Permettez-moi de conclure avec une histoire. Un voyageur gravit une haute montagne pour consulter un sage réputé pour dispenser le secret du bonheur. Après une ascension longue et ardue, il trouva le sage assis près d’un lac cristallin sous un ciel d’un bleu impossible. « Maître, dit-il, essoufflé, dites-moi comment être heureux. » Le sage répondit : « Enlève tes chaussures et sens la boue fraîche entre tes orteils. » Le voyageur fronça les sourcils. « C’est tout ? » Le sage rit : « C’est tout. » Le voyageur essaya. La boue glissa, l’eau clapota, le vent caressa son visage. Dans cette sensation triviale de terre et de chair, il découvrit une joie qui n’avait besoin ni d’explication ni de poursuite. Le sage parla à nouveau : « Tu as gravi tout ce chemin pour recevoir ce qui te touche depuis le jour de ta naissance. »

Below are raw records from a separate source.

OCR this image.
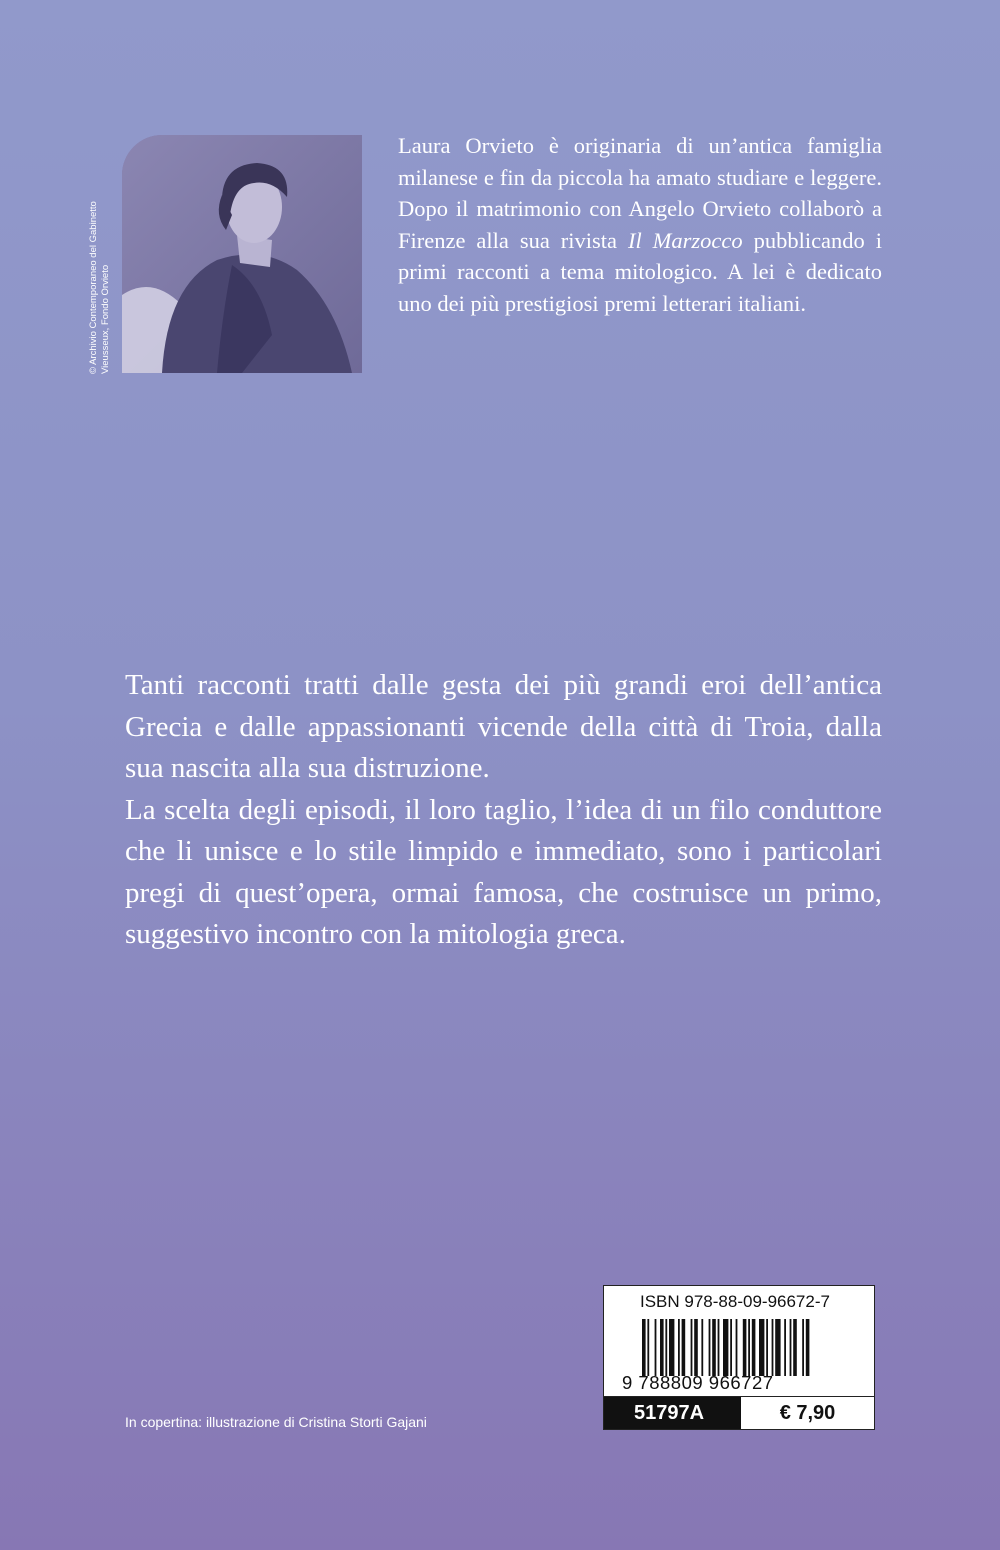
© Archivio Contemporaneo del Gabinetto Vieusseux, Fondo Orvieto
Laura Orvieto è originaria di un’antica famiglia milanese e fin da piccola ha amato studiare e leggere. Dopo il matrimonio con Angelo Orvieto collaborò a Firenze alla sua rivista Il Marzocco pubblicando i primi racconti a tema mitologico. A lei è dedicato uno dei più prestigiosi premi letterari italiani.

Tanti racconti tratti dalle gesta dei più grandi eroi dell’antica Grecia e dalle appassionanti vicende della città di Troia, dalla sua nascita alla sua distruzione.

La scelta degli episodi, il loro taglio, l’idea di un filo conduttore che li unisce e lo stile limpido e immediato, sono i particolari pregi di quest’opera, ormai famosa, che costruisce un primo, suggestivo incontro con la mitologia greca.

In copertina: illustrazione di Cristina Storti Gajani
ISBN 978-88-09-96672-7
9 788809 966727
51797A	€ 7,90
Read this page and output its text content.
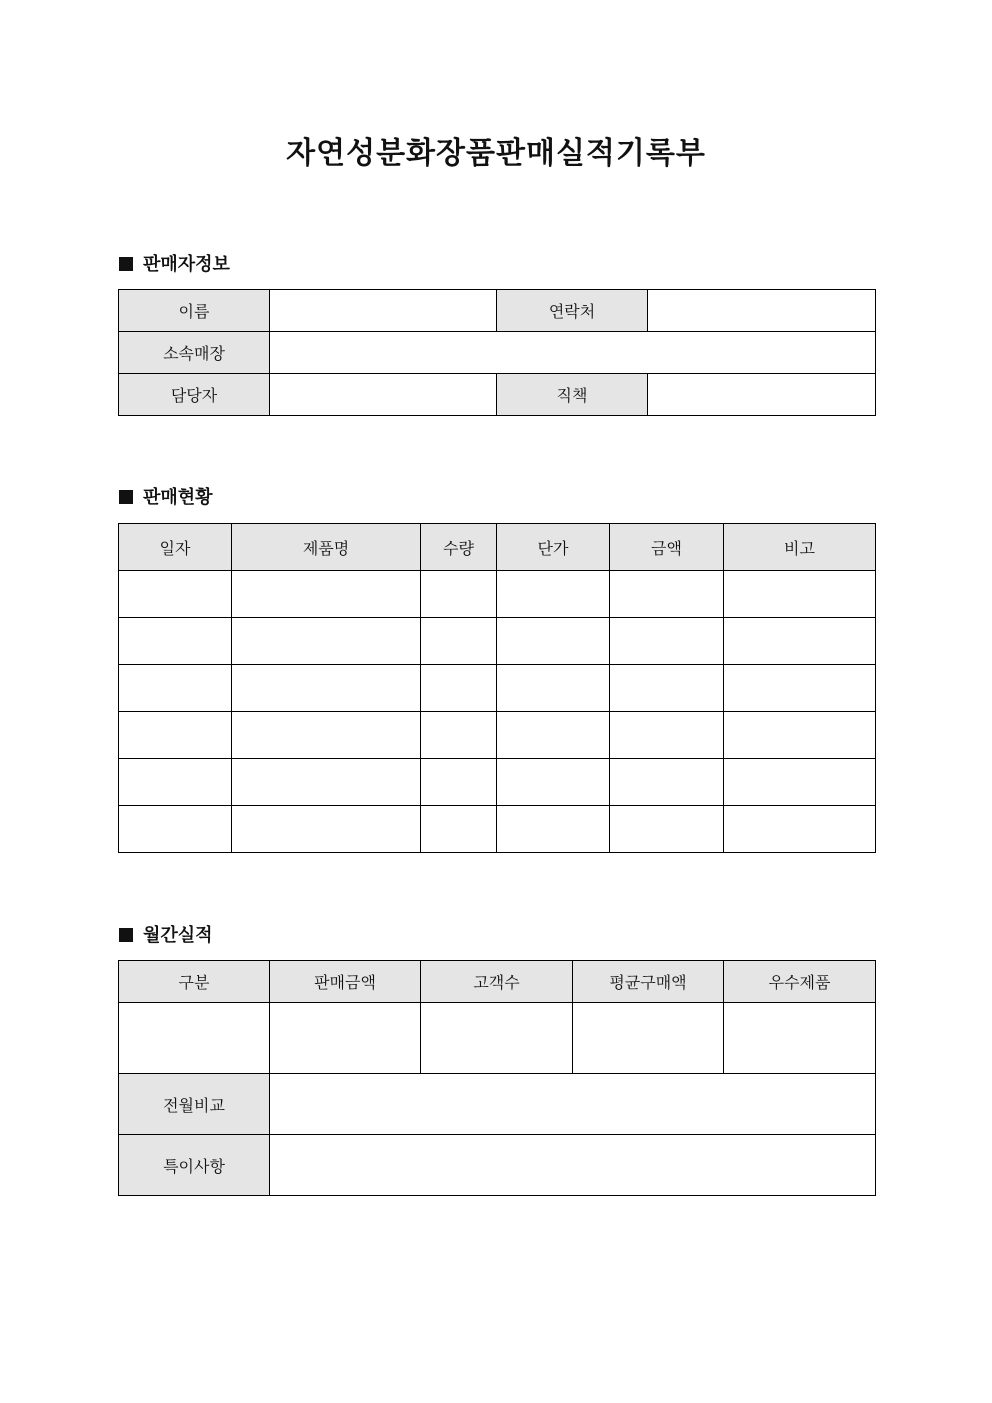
자연성분화장품판매실적기록부
판매자정보
이름		연락처	
소속매장			
담당자		직책	
판매현황
일자	제품명	수량	단가	금액	비고

월간실적
구분	판매금액	고객수	평균구매액	우수제품

전월비교				
특이사항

Alors, mes amis, avant de grimper plus loin, peut-être enlevez vos chaussures. Là où vous vous tenez, il n’est pas requis de courir après le soleil. Vous vivez déjà dans sa lumière. La danse cosmique se déroule, que vous connaissiez les pas ou non. Détendez vos orteils, relâchez vos genoux, sentez le rythme, et la danse vous portera. Et si, au moment suivant, la tristesse vient danser, accueillez-la aussi, comme le vent accueille chaque oiseau qui chevauche ses courants. Dans cet accueil réside un bonheur au-delà de la poursuite, le bonheur d’être assez vaste pour contenir joie et chagrin, gain et perte, exubérance et ennui. Vous, la conscience spacieuse, êtes la salle de bal elle-même.